71 bir yıl sonra ABD Başkanı Barack Obama, atom bombası kurbanlarını anmak için 2016'da görevdeki ilk ABD Başkanı olarak Hiroşima'yı ziyaret etti ve Barış Anıtı Parkı'nda bir konuşma yaptı.
Obama konuşmasında, insan aklının nükleer bombaları yarattığını, ancak insanlığın nükleer silahları terk etmek için etik bilgeliği yaratmayı henüz başaramadığını söyledi.
72 yıl sonra 7 Temmuz 2017'de Birleşmiş Milletler’in üye 193 ülkesinden 122’si iki nükleer patlayıcı denemelerin insani sonuçlarını ortadan kaldırmaya yönelik Nükleer Silahların Yasaklanması Anlaşmasını (TPNW) kabul etti.
20 Eylül 2017'de imzaya açılan antlaşmaya şimdiye kadar 84 ülke imza attı. Antlaşmayı imzalayan ülkelerden 50'si, hiçbir koşulda nükleer silah veya diğer nükleer patlayıcı cihazları geliştirmeme, test etmeme, üretmeme, edinmeme ya da stoklamama taahhüdü verdi.
Ancak, nükleer silah sahibi ABD, Rusya, Birleşik Krallık, Çin, Fransa, Hindistan, Pakistan, Kuzey Kore ve İsrail ise anlaşmayı imzalamadı.
İlginç olan atom bombasına maruz kalmış tek ülke olan Japonya'nın da anlaşmayı onaylamayan ülkeler arasında yer alması.

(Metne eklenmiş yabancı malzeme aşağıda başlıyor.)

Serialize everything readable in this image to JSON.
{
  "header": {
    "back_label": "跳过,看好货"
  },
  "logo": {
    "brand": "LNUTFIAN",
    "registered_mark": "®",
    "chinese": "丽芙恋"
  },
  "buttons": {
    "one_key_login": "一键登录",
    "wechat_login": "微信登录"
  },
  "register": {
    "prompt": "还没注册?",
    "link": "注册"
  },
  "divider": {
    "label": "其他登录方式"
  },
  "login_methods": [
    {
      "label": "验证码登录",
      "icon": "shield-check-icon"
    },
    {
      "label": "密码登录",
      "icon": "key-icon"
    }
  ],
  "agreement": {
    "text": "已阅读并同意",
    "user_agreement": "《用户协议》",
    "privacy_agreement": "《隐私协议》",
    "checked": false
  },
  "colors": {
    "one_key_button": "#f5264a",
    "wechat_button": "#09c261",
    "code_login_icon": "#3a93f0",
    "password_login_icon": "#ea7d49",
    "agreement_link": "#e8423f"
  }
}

İnsanlık, nükleer silahlardan arınmış bir dünya umudu yaratma konusunda hâlâ yetersiz.
Öte yandan Hibakushalar, nükleer silahları ortadan kaldırmak için yorulmak bilmeyen savunuculuk çabası içindeler. Hibakusha Çağrısı, tüm hükümetleri TPNW'ye katılmaya çağırıyor. (BİANET)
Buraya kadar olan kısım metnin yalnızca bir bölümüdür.